Communiqué 25.08.2008

Publié par : ASAC.

Canton de Fribourg: Trois politiciens radicaux au tribunal


Procès reporté


 


 


La confrontation, agendée pour le mardi 26 août, entre le directeur de l’Union suisse des paysans (USP), Monsieur Jacques Bourgeois, deux membres radicaux du Grand-Conseil fribourgeois, Messieurs Charly Haenny et Rudolf Vonlanthen, et l’avocat du chanvre suisse, Monsieur Jean-Pierre Egger, n’aura pas lieu.


 


Culture de marijuana à but politique


Le trio radical avaient porté plainte pour atteinte à l’honneur pour avoir été, lors de la campagne électorale fédérale passée, accusé d’avoir acquiescé à l’implantation, dans le canton de Fribourg, de grandes surfaces dédiées à la culture du chanvre indien, alias marijuana. Ces cultures avaient exaspéré la population, et donné l’occasion aux trois députés radicaux, candidats au Conseil national, de se mettre en valeur par des interventions au Grand-Conseil et pour pousser les députés vers l’adoption d’une loi d’exception. Loi voulue par des juges d’instruction – membres d’une association privée anti-chanvre -, parce qu’elle leur donne les moyens de mettre des entraves à la culture du chanvre agricole (sativa non-indica), tenu par eux pour de la marijuana.


 


Empêchement procédural


Le passage pour conciliation devant le préfet est, en cas de plainte pour atteinte à l’honneur, obligatoire selon la loi procédurale fribourgeoise. Il n’y a pas d’exception à cette règle et un juge ne peut se saisir de l’affaire avant que le passage par devant le préfet se soit fait. C’est là une sécurité que le législateur fribourgeois à placé pour mieux respecter les droits de la défense.
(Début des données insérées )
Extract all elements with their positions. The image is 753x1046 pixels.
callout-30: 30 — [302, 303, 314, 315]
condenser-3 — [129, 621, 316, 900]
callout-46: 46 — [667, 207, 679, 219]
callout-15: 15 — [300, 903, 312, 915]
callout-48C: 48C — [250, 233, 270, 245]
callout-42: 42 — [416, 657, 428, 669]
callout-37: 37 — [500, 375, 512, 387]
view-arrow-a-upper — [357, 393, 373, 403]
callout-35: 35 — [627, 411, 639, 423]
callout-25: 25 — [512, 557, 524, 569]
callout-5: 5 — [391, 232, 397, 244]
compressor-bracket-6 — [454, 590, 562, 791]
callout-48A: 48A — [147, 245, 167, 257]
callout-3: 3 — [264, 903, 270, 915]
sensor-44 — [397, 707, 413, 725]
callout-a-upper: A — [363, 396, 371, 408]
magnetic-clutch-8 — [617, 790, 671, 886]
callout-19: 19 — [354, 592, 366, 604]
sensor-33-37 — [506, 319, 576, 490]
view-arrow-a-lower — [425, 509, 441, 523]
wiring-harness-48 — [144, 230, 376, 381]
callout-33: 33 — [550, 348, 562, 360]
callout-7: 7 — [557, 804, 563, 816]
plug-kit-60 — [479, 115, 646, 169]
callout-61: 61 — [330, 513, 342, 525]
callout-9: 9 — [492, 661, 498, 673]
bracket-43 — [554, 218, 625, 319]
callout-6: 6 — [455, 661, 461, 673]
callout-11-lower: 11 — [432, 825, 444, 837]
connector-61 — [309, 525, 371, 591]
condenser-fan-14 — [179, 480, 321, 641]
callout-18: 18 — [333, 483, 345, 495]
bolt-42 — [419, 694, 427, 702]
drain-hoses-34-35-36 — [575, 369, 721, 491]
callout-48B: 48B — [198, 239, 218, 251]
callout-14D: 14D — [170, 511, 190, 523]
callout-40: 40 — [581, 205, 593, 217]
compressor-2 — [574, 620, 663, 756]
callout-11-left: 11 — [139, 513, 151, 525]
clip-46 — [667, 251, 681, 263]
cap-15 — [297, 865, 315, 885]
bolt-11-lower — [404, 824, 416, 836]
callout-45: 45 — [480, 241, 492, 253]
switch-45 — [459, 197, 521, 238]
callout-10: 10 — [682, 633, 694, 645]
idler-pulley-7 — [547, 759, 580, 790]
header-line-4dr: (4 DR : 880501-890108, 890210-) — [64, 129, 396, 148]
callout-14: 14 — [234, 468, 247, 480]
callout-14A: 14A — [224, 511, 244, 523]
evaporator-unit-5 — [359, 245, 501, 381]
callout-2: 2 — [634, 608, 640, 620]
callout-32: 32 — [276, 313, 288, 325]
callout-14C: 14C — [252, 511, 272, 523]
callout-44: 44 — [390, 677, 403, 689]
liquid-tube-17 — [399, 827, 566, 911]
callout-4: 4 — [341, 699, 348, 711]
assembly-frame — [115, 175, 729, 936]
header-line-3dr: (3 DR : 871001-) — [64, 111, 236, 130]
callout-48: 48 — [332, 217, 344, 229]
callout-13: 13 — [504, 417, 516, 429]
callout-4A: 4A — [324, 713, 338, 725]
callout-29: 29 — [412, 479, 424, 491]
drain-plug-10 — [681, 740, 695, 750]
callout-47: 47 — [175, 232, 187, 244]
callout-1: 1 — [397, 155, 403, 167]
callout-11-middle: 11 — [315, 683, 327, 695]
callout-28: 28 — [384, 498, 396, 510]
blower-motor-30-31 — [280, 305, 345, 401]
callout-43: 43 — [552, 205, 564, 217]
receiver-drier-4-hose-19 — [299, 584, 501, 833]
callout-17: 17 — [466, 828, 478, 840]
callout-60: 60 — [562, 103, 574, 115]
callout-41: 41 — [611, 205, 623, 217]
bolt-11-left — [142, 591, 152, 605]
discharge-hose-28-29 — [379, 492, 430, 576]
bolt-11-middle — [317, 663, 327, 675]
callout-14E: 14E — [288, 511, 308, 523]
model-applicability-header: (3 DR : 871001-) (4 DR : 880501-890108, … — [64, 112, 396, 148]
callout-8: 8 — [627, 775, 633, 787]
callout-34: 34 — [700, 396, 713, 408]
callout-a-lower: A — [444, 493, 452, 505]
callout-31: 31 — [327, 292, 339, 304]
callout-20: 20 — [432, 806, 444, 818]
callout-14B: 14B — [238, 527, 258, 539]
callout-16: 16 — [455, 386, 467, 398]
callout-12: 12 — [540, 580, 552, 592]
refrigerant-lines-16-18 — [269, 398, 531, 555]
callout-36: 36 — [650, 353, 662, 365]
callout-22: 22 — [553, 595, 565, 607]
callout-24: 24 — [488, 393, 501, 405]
Pour n’avoir pas respecté cet impératif légal, parce qu’il refuse de  passer le dossier au préfet de la Broye et parce qu’il veut juger la cause sans pourtant y être habilité, le juge de police du tribunal d’Estavayer s’est vu opposé une demande en récusation pour partialité et prévarication. Et pour collusion avec la partie adverse: Les trois députés avaient en effet demandé et obtenu que le préfet soit écarté de la procédure.


 


Si le droit est dit, l’audience de ce mardi sera reportée et un juge de remplacement transmettra la cause au préfet.